Mengambil keuntungan sebesar mungkin dari karakter atau sifat-sifat yang
baik dari dua keturunan atau lebih yang berbeda tipenya.
Perkawinan silang antara keturunan akan dapat
menghasilkan jenis baru. Sebagai contoh:
Sapi Santa Gertudis
Merupakan hasil
persilangan sapi induk Shorthorn dengan pejantan Brahman. Hasil dari
persilangan ini mempunyai keunggulan atau perbaikan genetik yaitu sapi
santa Gertudis mempunyai berat dewasa rata-rata 100 kg lebih berat dari sapi
Shorthorn pada umur dan jenis kelamin yang sama.
Sapi Brangus
Merupakan hasil
persilangan antara Brahman dan sapi Angus.
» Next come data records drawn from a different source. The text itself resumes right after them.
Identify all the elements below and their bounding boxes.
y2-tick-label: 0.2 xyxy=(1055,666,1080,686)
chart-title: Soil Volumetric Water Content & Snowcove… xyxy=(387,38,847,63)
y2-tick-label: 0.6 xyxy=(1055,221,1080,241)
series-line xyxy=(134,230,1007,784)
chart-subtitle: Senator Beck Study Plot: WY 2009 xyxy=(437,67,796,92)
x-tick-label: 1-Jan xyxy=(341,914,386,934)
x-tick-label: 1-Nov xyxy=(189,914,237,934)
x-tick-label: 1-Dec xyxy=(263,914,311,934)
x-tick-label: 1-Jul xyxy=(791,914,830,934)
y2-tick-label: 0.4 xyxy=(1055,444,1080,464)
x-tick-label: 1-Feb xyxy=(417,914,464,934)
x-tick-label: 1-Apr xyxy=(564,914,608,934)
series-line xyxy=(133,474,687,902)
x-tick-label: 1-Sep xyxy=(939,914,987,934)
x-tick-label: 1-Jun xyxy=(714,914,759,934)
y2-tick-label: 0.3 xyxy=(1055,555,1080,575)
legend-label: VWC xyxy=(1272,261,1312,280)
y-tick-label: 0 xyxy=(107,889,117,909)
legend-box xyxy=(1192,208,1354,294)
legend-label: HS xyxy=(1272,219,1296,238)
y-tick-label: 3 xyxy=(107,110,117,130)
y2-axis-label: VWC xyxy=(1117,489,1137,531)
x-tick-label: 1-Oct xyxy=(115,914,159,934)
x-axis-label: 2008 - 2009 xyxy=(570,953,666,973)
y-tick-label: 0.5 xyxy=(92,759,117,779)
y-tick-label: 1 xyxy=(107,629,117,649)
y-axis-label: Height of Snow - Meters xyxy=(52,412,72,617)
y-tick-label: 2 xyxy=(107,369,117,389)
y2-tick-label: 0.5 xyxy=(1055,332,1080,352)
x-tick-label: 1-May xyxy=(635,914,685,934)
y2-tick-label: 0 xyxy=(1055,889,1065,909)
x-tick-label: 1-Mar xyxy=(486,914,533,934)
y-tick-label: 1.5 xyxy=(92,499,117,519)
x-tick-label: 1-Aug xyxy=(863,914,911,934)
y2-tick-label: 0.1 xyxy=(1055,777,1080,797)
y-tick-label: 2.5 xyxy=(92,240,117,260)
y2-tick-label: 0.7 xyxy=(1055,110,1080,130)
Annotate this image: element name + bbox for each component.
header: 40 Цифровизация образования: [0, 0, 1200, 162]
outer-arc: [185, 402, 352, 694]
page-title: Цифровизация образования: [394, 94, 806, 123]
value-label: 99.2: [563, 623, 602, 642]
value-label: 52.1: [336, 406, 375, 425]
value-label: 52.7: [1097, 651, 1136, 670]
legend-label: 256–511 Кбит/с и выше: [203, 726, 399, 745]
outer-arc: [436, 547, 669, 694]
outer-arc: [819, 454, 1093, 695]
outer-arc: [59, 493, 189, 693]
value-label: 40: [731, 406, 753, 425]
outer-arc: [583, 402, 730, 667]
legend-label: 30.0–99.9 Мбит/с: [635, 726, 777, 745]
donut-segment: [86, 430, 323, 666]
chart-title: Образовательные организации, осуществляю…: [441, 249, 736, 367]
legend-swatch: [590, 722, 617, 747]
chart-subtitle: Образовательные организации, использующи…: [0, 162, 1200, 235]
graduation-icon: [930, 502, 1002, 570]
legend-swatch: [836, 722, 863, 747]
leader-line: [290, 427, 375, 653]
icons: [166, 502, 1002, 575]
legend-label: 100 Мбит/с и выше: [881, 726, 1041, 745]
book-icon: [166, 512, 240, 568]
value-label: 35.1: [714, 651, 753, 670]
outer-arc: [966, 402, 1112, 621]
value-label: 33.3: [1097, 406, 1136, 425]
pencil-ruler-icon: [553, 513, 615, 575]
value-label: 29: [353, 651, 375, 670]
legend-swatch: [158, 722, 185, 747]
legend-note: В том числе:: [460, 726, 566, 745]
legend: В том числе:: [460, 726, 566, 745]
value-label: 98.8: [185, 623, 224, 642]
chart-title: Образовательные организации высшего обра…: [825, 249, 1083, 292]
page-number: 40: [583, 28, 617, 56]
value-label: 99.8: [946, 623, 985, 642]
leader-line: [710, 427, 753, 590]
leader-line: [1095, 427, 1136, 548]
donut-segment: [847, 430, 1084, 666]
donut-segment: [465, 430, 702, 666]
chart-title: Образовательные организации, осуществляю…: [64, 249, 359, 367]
Sapi hasil persilangannya mempunyai
sifat-sifat atau kharakter seperti sapi Angus.
Beef Master
Persilangan antara sapi
Brahman, Shorthorn dan Hereford akan menghasilkan jenis sapi baru yang di beri
nama Beefmaster yang mempunyai perbaikan dalam kesuburan, pertumbuhan dan
produksi susu.
Dan jenis-jenis sapi lain yang merupakan hasil
persilangan antara dua atau lebih dari jenis yang berbeda dan mempunyai
kemampuan produksi yang lebih tinggi dari induknya, seperti sapi Charbray, sapi
Dorought master, dll.
6.4.2.2. Out crossing
Yang dimaksud perkawinan dengan metode outcrossing adalah jika kita memasukkan
pejantan baru yang nantinya sebagai pembawa variasi genetik baru, dalam suatu
kelompok ternak yang kita miliki. Out crossing ini dapat dimanfaatkan sebagai
crash program dalam suatu upaya untuk perbaikan mutu. Hal ini tergantung dari
berat ringannya out crossing tersebut.
6.4.2.3. Back crossing
Back crossing adalah persilangan dimana anak sapi (ternak) hasil dari
persilangannya dikawinkan kembali dengan penurunnya, sehingga diharapkan agar
sifat baik yang terdapat pada F1 dapat dipertahankan terus.
6.4.2. 4. Grading up
Grading up adalah peningkatan mutu suatu keturunan dengan jalan
persilangan yang terus menerus. Cara ini telah terkenal dan banyak digunakan di
seluruh dunia, dimana untuk di Indonesia, program tersebut telah banyak
dilakukan terutama pada ternak unggas .
6.4.2.5. Top crossing
Top crossing dilakukan pada peternak yang ingin kembali pada sumber
genetik asal yaitu dari suatu keturunan untuk mendapatkan beberapa materi
genetik baru.
6.4.2.6. Mating likes
Mating likes atau assortative
mating adalah mengawinkan ternak yang setingkat yaitu ternak yang baik
dengan yang baik, ternak yang sedang dengan yang sedang dan ternak yang jelek
dengan yang jelek. Sistim perkawinan ini hanya mengutamakan penilaian
berdasarkan fenotip. Cara ini tidak
efisien dalam upaya merubah frekuensi gen dibandingkan dengan cara seleksi dan
perkawinan lainnya.
Pada dasarnya ternak yang berbeda secara genetik misalnya
antara bangsa atau species apabila disilangkan akan menghasilkan keturunan yang
bersifat heterosis. Ada yang bersifat heterosis positip yaitu jika keturunan
yang dilahirkan lebih baik dari kedua penurunnya dan adapula yang bersifat heterosis negatip yaitu apabila terjadi kebalikannya. Untuk mendapatkan sifat
heterosis dari keturunannya maka perbedaan genetik dari kedua penurunnya
haruslah besar. Heterosis yang
positif dalam dunia peternakan disebut sebagai hibrid vigor yaitu keturunanya yang mempunyai sifat lebih baik dari
penampilan rata-rata kedua penurunnya. Pada umumnya hibrid vigor akan
memberikan penampilan yang maksimum pada turunan pertama (F1) dan kemudian akan
menyusut secara bertahap setiap dilakukan silang balik dengan penurunnya.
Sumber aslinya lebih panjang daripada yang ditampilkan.